After receiving a radio call reporting a burglary in progress and giving a description of the perpetrator, the arresting police officer properly stopped the defendant, whose physical appearance was consistent with the description received and who was spotted in close proximity to the scene of the crime (see, People v Benjamin, 51 NY2d 267; People v De Bour, 40 NY2d 210; People v Cortijo, 141 AD2d 830). Moreover, once the officer observed a bulge in the defendant’s breast pocket, *745the officer was justified in conducting a limited pat-down search to ascertain whether the defendant was armed with a weapon (see, People v Spivey, 46 NY2d 1014; People v Alford, 146 AD2d 635; People v Cunningham, 71 AD2d 559, affd 52 NY2d 927), and was further justified in removing what felt like a sharp object from the defendant’s pocket (see, People v Taylor, 123 AD2d 651).
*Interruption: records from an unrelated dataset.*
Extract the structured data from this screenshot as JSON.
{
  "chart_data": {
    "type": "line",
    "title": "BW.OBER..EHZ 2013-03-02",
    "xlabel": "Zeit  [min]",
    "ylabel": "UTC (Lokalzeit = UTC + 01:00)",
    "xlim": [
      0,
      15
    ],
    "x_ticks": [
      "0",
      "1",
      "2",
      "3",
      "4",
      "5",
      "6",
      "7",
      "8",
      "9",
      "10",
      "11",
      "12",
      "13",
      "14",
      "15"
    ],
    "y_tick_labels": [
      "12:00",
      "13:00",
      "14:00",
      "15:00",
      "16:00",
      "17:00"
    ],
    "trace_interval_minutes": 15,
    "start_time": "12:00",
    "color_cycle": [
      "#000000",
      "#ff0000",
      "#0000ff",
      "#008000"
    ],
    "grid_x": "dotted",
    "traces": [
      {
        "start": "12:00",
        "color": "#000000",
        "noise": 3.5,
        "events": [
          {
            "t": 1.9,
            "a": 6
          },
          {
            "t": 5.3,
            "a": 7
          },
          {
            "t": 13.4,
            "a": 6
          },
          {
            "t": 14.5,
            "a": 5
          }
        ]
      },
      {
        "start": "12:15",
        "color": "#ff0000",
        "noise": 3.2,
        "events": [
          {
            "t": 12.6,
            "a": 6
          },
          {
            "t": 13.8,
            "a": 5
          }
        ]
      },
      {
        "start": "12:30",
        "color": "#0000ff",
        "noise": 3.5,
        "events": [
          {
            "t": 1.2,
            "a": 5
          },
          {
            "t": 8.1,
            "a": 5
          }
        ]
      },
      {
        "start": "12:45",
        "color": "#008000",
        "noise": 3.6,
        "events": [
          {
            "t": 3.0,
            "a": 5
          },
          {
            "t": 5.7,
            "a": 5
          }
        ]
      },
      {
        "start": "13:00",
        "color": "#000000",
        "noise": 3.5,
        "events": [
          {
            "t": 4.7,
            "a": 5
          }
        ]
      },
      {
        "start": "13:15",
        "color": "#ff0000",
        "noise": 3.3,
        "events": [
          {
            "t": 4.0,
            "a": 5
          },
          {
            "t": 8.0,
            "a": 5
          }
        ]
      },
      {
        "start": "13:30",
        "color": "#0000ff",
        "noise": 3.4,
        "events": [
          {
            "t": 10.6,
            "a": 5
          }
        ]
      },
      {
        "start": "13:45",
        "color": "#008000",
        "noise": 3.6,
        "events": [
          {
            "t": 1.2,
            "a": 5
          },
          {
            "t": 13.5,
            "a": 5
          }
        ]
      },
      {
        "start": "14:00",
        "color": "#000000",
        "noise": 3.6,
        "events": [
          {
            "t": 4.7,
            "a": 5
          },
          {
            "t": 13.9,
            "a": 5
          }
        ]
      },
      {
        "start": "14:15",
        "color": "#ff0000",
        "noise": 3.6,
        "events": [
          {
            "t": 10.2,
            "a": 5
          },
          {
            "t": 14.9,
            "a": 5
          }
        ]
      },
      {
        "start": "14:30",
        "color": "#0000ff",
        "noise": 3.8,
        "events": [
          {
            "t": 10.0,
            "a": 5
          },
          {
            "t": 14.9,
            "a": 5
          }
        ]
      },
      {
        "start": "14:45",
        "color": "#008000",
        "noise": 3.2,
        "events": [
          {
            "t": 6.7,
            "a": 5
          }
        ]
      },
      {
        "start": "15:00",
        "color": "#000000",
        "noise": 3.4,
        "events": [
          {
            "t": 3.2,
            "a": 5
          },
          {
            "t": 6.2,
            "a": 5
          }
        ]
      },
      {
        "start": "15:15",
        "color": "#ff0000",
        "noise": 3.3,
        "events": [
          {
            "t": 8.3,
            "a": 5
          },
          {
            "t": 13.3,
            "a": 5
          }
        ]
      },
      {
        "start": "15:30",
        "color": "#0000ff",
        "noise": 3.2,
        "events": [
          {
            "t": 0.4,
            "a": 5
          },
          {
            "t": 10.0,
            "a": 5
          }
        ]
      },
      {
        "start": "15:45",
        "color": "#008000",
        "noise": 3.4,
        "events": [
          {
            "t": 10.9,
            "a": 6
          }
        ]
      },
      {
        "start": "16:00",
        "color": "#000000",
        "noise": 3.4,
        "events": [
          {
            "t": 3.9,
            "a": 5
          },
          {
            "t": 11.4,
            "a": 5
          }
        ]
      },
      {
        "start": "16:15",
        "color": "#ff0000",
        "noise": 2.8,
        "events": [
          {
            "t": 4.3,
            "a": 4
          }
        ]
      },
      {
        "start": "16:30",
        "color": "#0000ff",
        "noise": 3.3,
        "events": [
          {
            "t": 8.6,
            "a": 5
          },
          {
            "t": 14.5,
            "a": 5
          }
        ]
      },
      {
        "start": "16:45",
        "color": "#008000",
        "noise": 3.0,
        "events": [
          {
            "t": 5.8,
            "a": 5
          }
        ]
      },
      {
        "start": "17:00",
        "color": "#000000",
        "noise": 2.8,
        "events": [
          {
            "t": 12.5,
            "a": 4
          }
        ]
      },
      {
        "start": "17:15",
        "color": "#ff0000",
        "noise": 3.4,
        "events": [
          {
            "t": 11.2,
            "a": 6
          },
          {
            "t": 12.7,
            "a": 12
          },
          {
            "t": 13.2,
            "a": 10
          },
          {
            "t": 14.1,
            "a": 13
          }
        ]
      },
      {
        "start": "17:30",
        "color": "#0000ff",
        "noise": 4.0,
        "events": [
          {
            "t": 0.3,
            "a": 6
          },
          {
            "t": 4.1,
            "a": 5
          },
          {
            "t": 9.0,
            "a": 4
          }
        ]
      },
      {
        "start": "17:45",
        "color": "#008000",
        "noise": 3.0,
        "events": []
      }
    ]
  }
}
Furthermore, detaining the defendant by transporting him to the scene of the crime for the purpose of confirming or dispelling the police officers’ reasonable suspicion was lawful. The police officers knew that there had been an attempt to commit a burglary. Additionally, the period of detention of the defendant was less than 10 minutes, the scene of the crime was two blocks away from where the defendant had been apprehended, the only eyewitness was at the scene of the crime, and there was no less intrusive means available to accomplish the same purpose (see, People v Hicks, 68 NY2d 234, 243).

The defendant’s remaining contentions are either without merit or unpreserved for appellate review, and we decline to consider them in the exercise of our interest of justice jurisdiction (see, People v Melendez, 55 NY2d 445; People v Ashwal, 39 NY2d 105). Brown, J. P., Sullivan, Fiber and O’Brien, JJ., concur.